Brian Cloughley : « La plus grande réussite de Mr. Trump serait de s’engager dans des discussions positives avec la Russie et la Chine »

Publié le par Mohsen Abdelmoumen

Brian Cloughley. DR.

Brian Cloughley. DR.

Mohsen Abdelmoumen : Ne pensez-vous pas que nous sommes dans la continuité de la guerre froide entre les USA et ses alliés de l’Otan d’un côté et la Chine et la Russie de l’autre, et qui a intérêt à provoquer une confrontation entre ces hyper-puissances ?

Brian Cloughley : Ce n’est pas tant une continuation qu’une résurrection de la Guerre Froide. Après la dissolution du Pacte de Varsovie en mars 1991, l’OTAN, bien que dépourvue de toute raison de poursuivre son existence, a réussi à continuer et a ajouté en 1999 la Pologne, la République tchèque et la Hongrie à ses 16 membres. Comme l’a souligné la BBC, ces pays sont devenus « les premiers pays de l’ancien bloc soviétique à rejoindre l’OTAN, en avançant les frontières de l’alliance de quelque 400 miles vers la Russie. » À juste titre, Moscou s’est demandé ce que diable l’alliance militaire d’US-NATO pouvait être en train de planifier.

Malgré l’absence de menace d’un pays quelconque, l’OTAN a continué à se développer autour des frontières russes, invitant la Bulgarie, l’Estonie, la Lettonie, la Lituanie, la Roumanie, la Slovaquie et la Slovénie à la rejoindre en 2002, deux ans plus tard.

Comme le Président Poutine l’a observé dans une interview accordée au Corriere della Sera en Italie, « nous ne nous développons nulle part; ce sont les infrastructures de l’OTAN, y compris les infrastructures militaires, qui se déplacent vers nos frontières. Est-ce une manifestation de notre agression? »

Les États-Unis sont également implacablement hostiles à la Chine et font ce qu’ils peuvent pour la provoquer dans la mer de Chine méridionale, mais l’OTAN ne s’est pas encore aventuré dans les eaux de l’Est.

Il y a certainement une confrontation – mais elle a été créée par les puissances occidentales à la demande de Washington. Il est dangereux de se livrer à des menaces militaires, mais les États-Unis semblent déterminés à poursuivre une telle politique, et le monde dans son ensemble ne bénéficiera certainement pas de son attitude.

Comment expliquez-vous le silence des médias et des gouvernements occidentaux sur la guerre infâme que mène l’Arabie saoudite contre le peuple du Yémen ?

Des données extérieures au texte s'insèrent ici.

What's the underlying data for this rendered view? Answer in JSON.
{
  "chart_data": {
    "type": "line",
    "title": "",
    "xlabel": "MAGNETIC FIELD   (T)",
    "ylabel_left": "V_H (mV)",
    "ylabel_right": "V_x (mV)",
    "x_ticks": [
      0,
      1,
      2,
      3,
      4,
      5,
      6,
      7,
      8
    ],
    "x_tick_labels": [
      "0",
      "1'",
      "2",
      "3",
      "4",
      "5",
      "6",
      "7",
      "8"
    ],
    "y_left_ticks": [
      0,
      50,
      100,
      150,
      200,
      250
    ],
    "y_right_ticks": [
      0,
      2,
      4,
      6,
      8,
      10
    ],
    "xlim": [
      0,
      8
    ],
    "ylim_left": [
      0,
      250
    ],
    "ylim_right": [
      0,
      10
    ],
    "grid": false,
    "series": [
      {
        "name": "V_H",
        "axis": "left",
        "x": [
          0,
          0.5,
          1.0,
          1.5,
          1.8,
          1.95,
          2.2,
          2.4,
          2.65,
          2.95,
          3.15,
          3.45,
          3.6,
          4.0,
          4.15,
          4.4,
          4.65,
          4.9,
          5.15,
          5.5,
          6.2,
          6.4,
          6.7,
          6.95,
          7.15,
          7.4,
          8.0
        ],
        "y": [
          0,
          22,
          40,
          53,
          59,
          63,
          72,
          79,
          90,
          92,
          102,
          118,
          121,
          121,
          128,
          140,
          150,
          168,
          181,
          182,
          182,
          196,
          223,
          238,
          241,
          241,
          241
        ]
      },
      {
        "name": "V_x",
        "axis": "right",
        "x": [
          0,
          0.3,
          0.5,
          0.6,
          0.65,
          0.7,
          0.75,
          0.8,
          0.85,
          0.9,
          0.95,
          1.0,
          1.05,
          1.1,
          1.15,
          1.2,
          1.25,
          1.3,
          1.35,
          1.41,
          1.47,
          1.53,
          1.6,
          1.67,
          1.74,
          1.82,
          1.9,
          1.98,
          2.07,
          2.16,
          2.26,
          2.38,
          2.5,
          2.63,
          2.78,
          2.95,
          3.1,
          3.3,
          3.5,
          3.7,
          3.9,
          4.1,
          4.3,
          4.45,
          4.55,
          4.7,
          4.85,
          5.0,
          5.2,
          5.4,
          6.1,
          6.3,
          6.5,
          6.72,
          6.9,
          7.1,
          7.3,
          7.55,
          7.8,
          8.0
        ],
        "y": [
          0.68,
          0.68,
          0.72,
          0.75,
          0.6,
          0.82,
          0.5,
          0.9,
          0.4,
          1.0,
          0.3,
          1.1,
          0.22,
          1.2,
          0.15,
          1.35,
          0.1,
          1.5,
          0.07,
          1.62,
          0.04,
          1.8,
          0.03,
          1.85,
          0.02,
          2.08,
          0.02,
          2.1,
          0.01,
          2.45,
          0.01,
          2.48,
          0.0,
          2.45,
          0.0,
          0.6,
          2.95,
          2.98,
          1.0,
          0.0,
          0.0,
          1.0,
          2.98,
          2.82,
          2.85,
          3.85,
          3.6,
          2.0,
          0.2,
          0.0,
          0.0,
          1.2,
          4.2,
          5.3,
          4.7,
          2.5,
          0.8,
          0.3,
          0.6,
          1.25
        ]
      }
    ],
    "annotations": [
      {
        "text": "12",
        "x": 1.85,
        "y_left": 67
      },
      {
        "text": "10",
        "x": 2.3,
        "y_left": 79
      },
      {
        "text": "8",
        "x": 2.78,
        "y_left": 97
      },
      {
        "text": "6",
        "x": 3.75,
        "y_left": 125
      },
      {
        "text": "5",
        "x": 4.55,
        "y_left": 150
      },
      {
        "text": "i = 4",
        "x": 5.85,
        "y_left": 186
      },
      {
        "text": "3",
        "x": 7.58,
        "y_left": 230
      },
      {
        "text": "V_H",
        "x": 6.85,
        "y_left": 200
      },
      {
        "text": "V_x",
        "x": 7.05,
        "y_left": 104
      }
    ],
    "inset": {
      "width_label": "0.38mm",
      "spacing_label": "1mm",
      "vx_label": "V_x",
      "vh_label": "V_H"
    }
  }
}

Les choses les plus importantes sont l’argent et le pétrole. Les gouvernements occidentaux et les médias traditionnels peuvent de temps à autre faire des déclarations qui « regrettent » la guerre de l’Arabie sur le Yémen, mais ils ne pourront jamais prendre des mesures contre la dictature royale de Riyad qui pourrait faire cesser ses bombardements impitoyables sur le peuple yéménite. Le département d’État américain rapporte qu’en Arabie Saoudite ses « citoyens manquent de droits et de moyens légaux pour changer leur gouvernement » alors qu’il y a « des restrictions généralisées sur les droits universels tels que la liberté d’expression, y compris sur Internet, et la liberté de réunion, d’association, de mouvement et de religion; et un manque de droits égaux pour les femmes… » Mais Washington ne prend aucune mesure pour encourager la monarchie saoudienne à s’amadouer ou même à modifier sa tyrannie domestique.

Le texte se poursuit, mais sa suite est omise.